Los ultramundos de Ádám Bodor

Los pájaros de Verhovina. Adam Bodor. Editorial Acantilado

Acantilado ha publicado en España lo más notable de su obra: El distrito de Sinistra, La visita del arzobispo, La sección (colección de relatos) y ahora Los pájaros de Verhovina. En las obras de Bodor no hay referencias temporales, pasado y presente se despliegan en el mismo plano, en el mismo laberinto circular, y el lector camina ciego, sin marcas que le ayuden a situar en el tiempo estas contrautopías tan disolventes como el ácido sulfúrico. Quien lea sus novelas como un ataque brutal contra el totalitarismo, está en lo cierto, pero la literatura de Bodor va mucho más allá en su viaje profundo hacia los abismos de la condición humana. Sus obras deberían estar presididas por aquella frase que servía de pórtico al infierno de Dante: quienes aquí entran, que abandonen toda esperanza. En la vida de sus personajes no hay rastro de alegría, no existe el placer y hasta la comida es un acto tosco, algo muy cercano al instinto animal.

El mejor lugar para despedirse de la vida

En Los pájaros de Verhovina Bodor nos lleva a Jablonska Poliana, un lugar aislado del mundo desde que se interrumpieron las obras del tren. Los pájaros levantaron un día su vuelo y no regresaron. Si vuelan, ya no se posan en sus árboles.
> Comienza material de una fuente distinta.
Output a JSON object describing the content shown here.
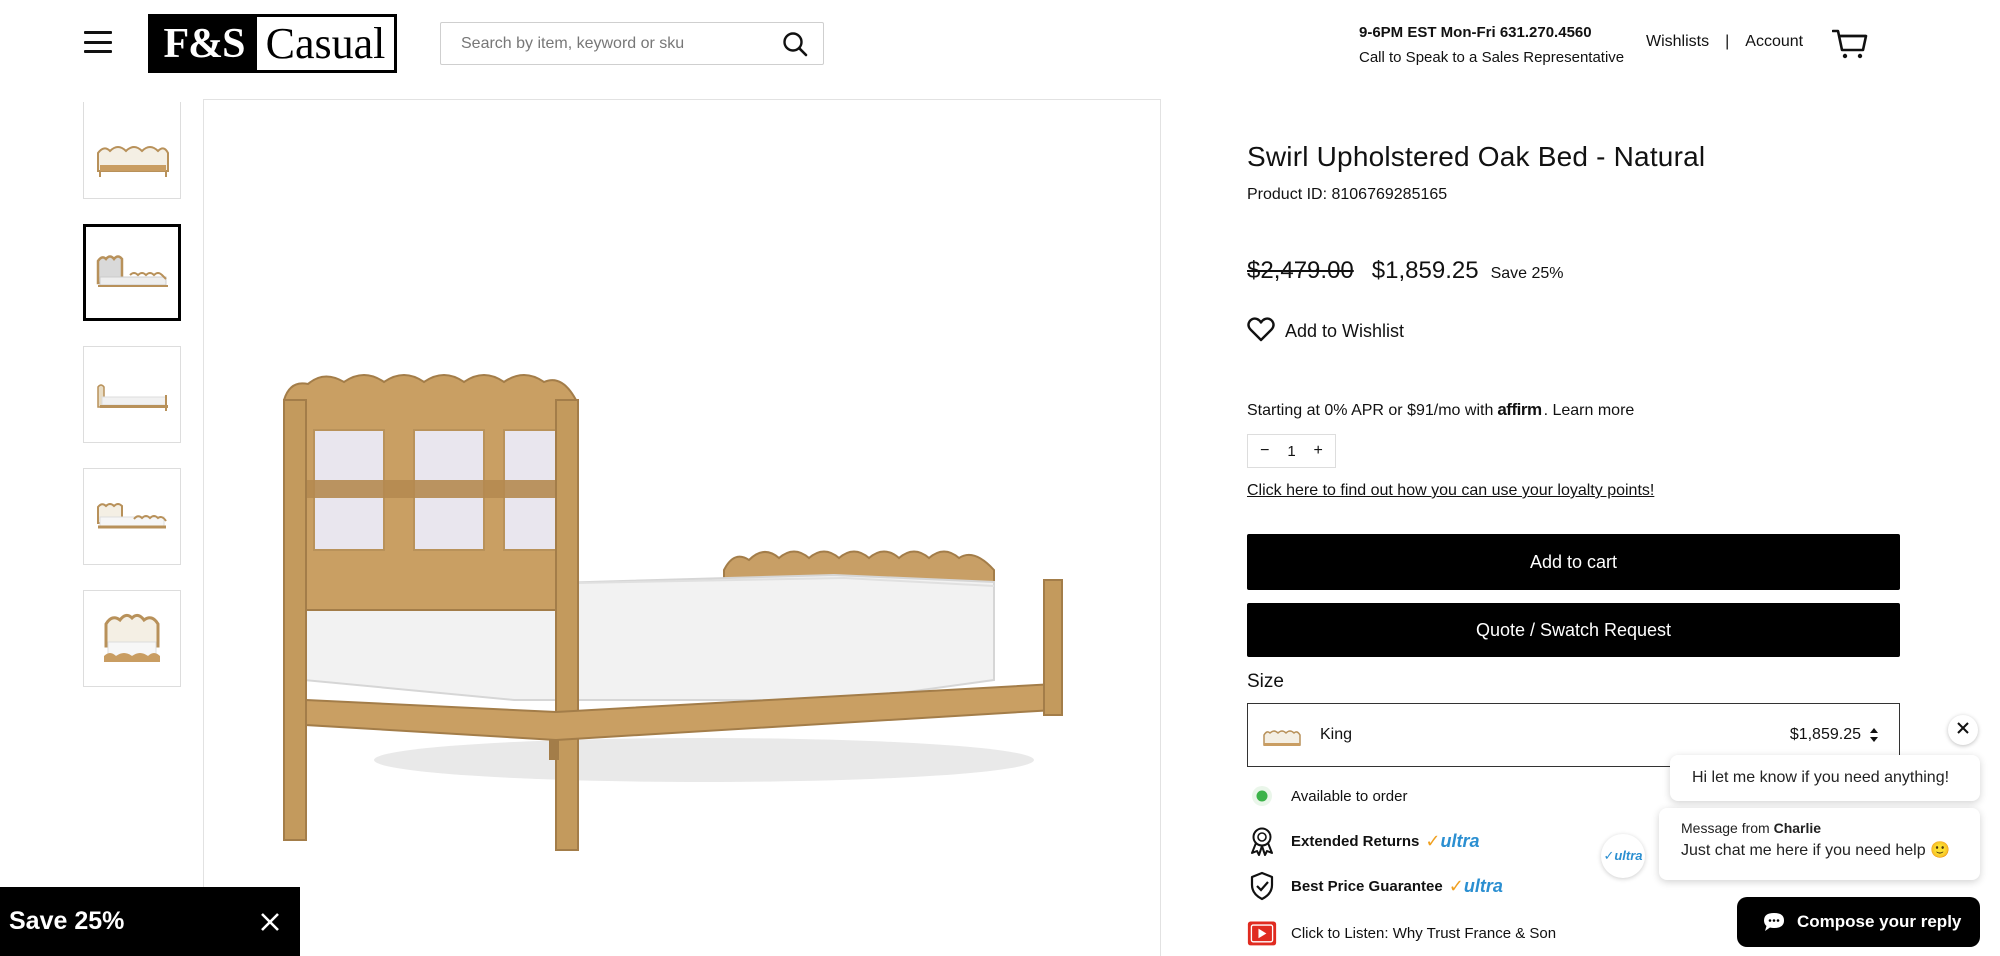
{
  "header": {
    "logo_left": "F&S",
    "logo_right": "Casual",
    "search_placeholder": "Search by item, keyword or sku",
    "phone_line1": "9-6PM EST Mon-Fri 631.270.4560",
    "phone_line2": "Call to Speak to a Sales Representative",
    "wishlists": "Wishlists",
    "separator": "|",
    "account": "Account"
  },
  "gallery": {
    "thumbnail_count": 5,
    "active_index": 1
  },
  "promo": {
    "banner_text": "Save 25%"
  },
  "product": {
    "title": "Swirl Upholstered Oak Bed - Natural",
    "product_id": "Product ID: 8106769285165",
    "price_original": "$2,479.00",
    "price_sale": "$1,859.25",
    "save_label": "Save 25%",
    "wishlist_label": "Add to Wishlist",
    "affirm_prefix": "Starting at 0% APR or $91/mo with",
    "affirm_brand": "affirm",
    "affirm_link": ". Learn more",
    "quantity": "1",
    "qty_minus": "−",
    "qty_plus": "+",
    "loyalty_link": "Click here to find out how you can use your loyalty points!",
    "add_to_cart": "Add to cart",
    "quote_request": "Quote / Swatch Request",
    "size_label": "Size",
    "size_selected": "King",
    "size_price": "$1,859.25",
    "availability": "Available to order",
    "extended_returns": "Extended Returns",
    "best_price": "Best Price Guarantee",
    "ultra_label": "ultra",
    "ultra_tick": "✓",
    "listen": "Click to Listen: Why Trust France & Son"
  },
  "chat": {
    "bubble1": "Hi let me know if you need anything!",
    "from_prefix": "Message from",
    "from_name": "Charlie",
    "bubble2": "Just chat me here if you need help 🙂",
    "avatar_text": "✓ultra",
    "compose": "Compose your reply"
  },
  "colors": {
    "accent_blue": "#2b8fd1",
    "available_green": "#3cb34a",
    "youtube_red": "#e02b20",
    "button_black": "#000000"
  },
  "icons": [
    "hamburger-icon",
    "search-icon",
    "cart-icon",
    "chevron-up-icon",
    "close-icon",
    "heart-icon",
    "award-icon",
    "shield-check-icon",
    "youtube-icon",
    "chat-icon",
    "select-arrows-icon"
  ]
}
La novela está narrada por Ádám, hijo adoptivo del encargado de las fuentes termales, de las que emana un agua caliente, salada y sulfurada que difunde en el valle una niebla fétida que todo lo impregna, todo lo pudre. Como dice uno de los personajes de la novela, «no hay mejor lugar que Jablonska Poliana para despedirse de la vida».

Ádám Bodor

Habitan Jablonska Poliana seres minerales, cubiertos de hielo o de musgo, desapasionados, sin un resto de amor o de amistad. Incluso el sucedáneo de la felicidad tiene la textura viscosa de la baba: «la saliva de la felicidad se dispersa tibia en la ventana y se filtra por el cristal, se esparce por mis miembros, empieza a latir done acaba la columna vertebral y donde la percibo como un magnetismo, hasta que de pronto inunda mis muslos con su ardor, baja fríamente por mis piernas, desciende hasta las plantas de los pies, adonde llega gélida». En Los pájaros las doncellas son pérfidas, los popes llevan escrito en sus vestidos el nombre de la muerte, y los sucesos paranormales se mezclan con el crimen. Cinco niñas son fulminadas por un rayo en las ruinas de una iglesia. Cuando las encuentran, convocan a una curandera que recupera a dos de ellas. Las pequeñas serán asesinadas en el hospital, como si nada tuviera que escapar a la fatídica siega de la muerte.

Una mirada goyesca

«A los de Jablonska Poliana, dice el narrador, se les reconoce por el hedor. Algún problema debemos de tener y se desprende, por ejemplo, del hecho de que cuando llega un forastero y se instala entre nosotros, se tapa durante un tiempo la nariz con un pañuelo y a veces necesita horas hasta volver en sí, hasta acostumbrarse a nuestra cercanía y sobre todo al aire que lo rodea y que necesariamente habrá de respirar».

El mundo de Bodor no es sin embargo un mundo plano. Lo trágico comparece mezclado con lo irrisorio. Su prosa tiene un aire goyesco, como en ese personaje que cada vez que se enfrenta a situaciones críticas se encierra en su habitación a leer un libro de recetas que tiene un capítulo titulado «platos únicos para los días de pena que son difíciles de pasar». Lo trágico y lo cómico en la vida de unos personajes que están siempre a punto de partir, con prisa por vivir sus «últimos días».